A method for operating a heat pump based on the vapor compression cycle of ammonia is proposed, in which the low-potential heat of the circulating water is used more efficiently.

The operation of such a heat pump is as follows.

After compression in the compressor, ammonia enters the pre-condenser, where, cooling to the saturation line, the regenerating gas is heated to the required temperature, which goes further to the complex air purification unit. From the pre-condenser, ammonia then goes to the condenser, where it is completely liquefied by heating the circulating water of low potential heat, which has a temperature of 313 K at the outlet of the main compressor of the air separation unit.

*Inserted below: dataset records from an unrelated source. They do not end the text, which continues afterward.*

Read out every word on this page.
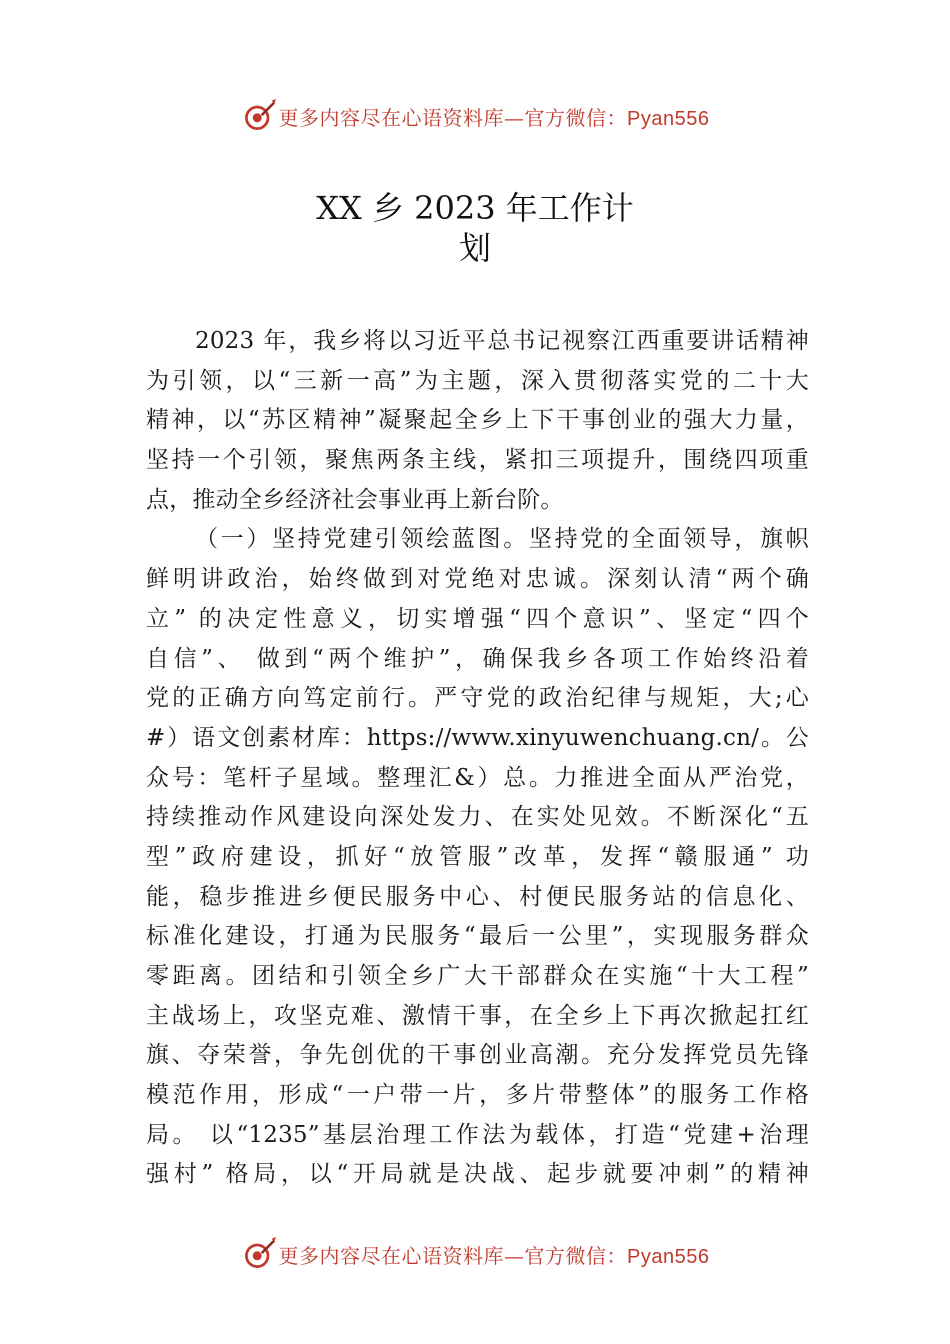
更多内容尽在心语资料库—官方微信：Pyan556
XX 乡 2023 年工作计
划
2023 年，我乡将以习近平总书记视察江西重要讲话精神
为引领，以“三新一高”为主题，深入贯彻落实党的二十大
精神，以“苏区精神”凝聚起全乡上下干事创业的强大力量，
坚持一个引领，聚焦两条主线，紧扣三项提升，围绕四项重
点，推动全乡经济社会事业再上新台阶。
（一）坚持党建引领绘蓝图。坚持党的全面领导，旗帜
鲜明讲政治，始终做到对党绝对忠诚。深刻认清“两个确
立” 的决定性意义，切实增强“四个意识”、坚定“四个
自信”、 做到“两个维护”，确保我乡各项工作始终沿着
党的正确方向笃定前行。严守党的政治纪律与规矩，大;心
#）语文创素材库：https://www.xinyuwenchuang.cn/。公
众号：笔杆子星域。整理汇&）总。力推进全面从严治党，
持续推动作风建设向深处发力、在实处见效。不断深化“五
型”政府建设，抓好“放管服”改革，发挥“赣服通” 功
能，稳步推进乡便民服务中心、村便民服务站的信息化、
标准化建设，打通为民服务“最后一公里”，实现服务群众
零距离。团结和引领全乡广大干部群众在实施“十大工程”
主战场上，攻坚克难、激情干事，在全乡上下再次掀起扛红
旗、夺荣誉，争先创优的干事创业高潮。充分发挥党员先锋
模范作用，形成“一户带一片，多片带整体”的服务工作格
局。 以“1235”基层治理工作法为载体，打造“党建+治理
强村” 格局，以“开局就是决战、起步就要冲刺”的精神
更多内容尽在心语资料库—官方微信：Pyan556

In this case, the flow rate of the circulating water entering the condenser is selected so that the circulating water temperature at the outlet of the condenser is three degrees lower than the condensation temperature of ammonia, i.e., it is of the order of 371 K. Since this temperature is significantly greater than 313 K (the circulating water temperature after cooling of the compressor), the circulating water heated in the condenser is sent to mix with the main part of the circulating water flow, which enters the ammonia evaporator immediately after the air separation compressor Settings. This mixing allows to increase the temperature of the circulating water in front of the evaporator 319 K, which makes it possible to increase the boiling parameters of ammonia: temperature - from 303 to 309 K, and vapor pressure - from 1,133 to 1,383 MPa relative to the prototype. In the end, this reduces the compression work in the ammonia compressor to about 10 percent. This follows from the relationship of isothermal compression work in the ammonia compressor for the prototype and the proposed heat pump, which operate at the same specific ammonia flow rate and compress ammonia to the same pressure, but have different inlet temperatures and pressures. To do this, we use the formula for isothermal compression, (see Handbook of the Physicotechnical Foundations of Cryogenics / Edited by MP Malkov. M: Energoatomizdat, 1985 - 434 pp. (P. 26)).

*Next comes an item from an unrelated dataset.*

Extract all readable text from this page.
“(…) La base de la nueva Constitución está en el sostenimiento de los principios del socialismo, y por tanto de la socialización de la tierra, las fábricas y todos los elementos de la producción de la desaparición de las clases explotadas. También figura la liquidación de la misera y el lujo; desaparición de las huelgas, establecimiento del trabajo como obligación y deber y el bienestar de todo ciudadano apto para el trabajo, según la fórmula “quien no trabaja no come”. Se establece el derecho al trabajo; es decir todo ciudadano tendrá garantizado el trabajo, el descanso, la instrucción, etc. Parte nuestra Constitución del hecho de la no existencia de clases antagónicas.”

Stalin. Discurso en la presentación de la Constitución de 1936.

After the condenser, liquid ammonia expands in a throttle valve to a pressure of 1.383 MPa and a temperature of 309 K and then goes to an ammonia evaporator. In the evaporator, due to the heat of the circulating water, ammonia completely evaporates and is fed back to the compressor inlet.

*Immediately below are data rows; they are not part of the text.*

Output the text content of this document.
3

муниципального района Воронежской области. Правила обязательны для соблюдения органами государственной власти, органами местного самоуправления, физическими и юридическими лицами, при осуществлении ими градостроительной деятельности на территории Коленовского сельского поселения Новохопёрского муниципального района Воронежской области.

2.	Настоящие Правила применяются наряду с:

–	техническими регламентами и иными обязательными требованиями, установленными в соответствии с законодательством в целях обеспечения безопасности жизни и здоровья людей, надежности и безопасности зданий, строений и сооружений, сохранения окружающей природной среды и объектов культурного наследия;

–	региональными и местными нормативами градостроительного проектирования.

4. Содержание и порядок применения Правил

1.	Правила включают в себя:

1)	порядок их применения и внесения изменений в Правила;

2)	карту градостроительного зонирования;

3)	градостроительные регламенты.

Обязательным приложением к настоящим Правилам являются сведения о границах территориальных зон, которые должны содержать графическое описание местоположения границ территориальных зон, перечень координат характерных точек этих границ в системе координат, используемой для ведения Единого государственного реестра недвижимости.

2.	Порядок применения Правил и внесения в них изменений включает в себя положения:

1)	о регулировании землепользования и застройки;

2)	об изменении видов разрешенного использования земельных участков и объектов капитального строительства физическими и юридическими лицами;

After the ammonia evaporator, circulating water with a temperature of the order of 311 K, mixed with the main circulating stream of circulating water, enters again into the air separation unit for the implementation of the corresponding technological processes, circulating water returns to the inlet of the heat pump with a temperature of 313 K after cooling the main compressor of the air separation unit.

Thus, the proposed method of operation of a heat pump for integrated air treatment units can improve the reliability of the heat pump.

Claims (1)

The method of operation of a heat pump using low-potential heat of circulating water, which is heated during cooling of the air after it is compressed in the air compressor of the air separation unit and transferred to a higher temperature level in the heat pump by heating to the required temperature of the gas used to regenerate the adsorbent in the complex unit air purification, characterized in that the heating of the regenerating gas to the required temperature values is carried out in the pre-condenser due to cooling the ammonia refrigerant from the compression temperature at the outlet of the ammonia compressor to the condensation temperature, the refrigerant is condensed by heating one part of the circulating water stream cooling the air after the air compressor, as a result of which the circulating water is heated from 313 K to 371 K, after mixing the main part of the circulating water stream with a temperature of 313 K, taken after cooling the air compressor, with the circulating water stream heated to 371 K.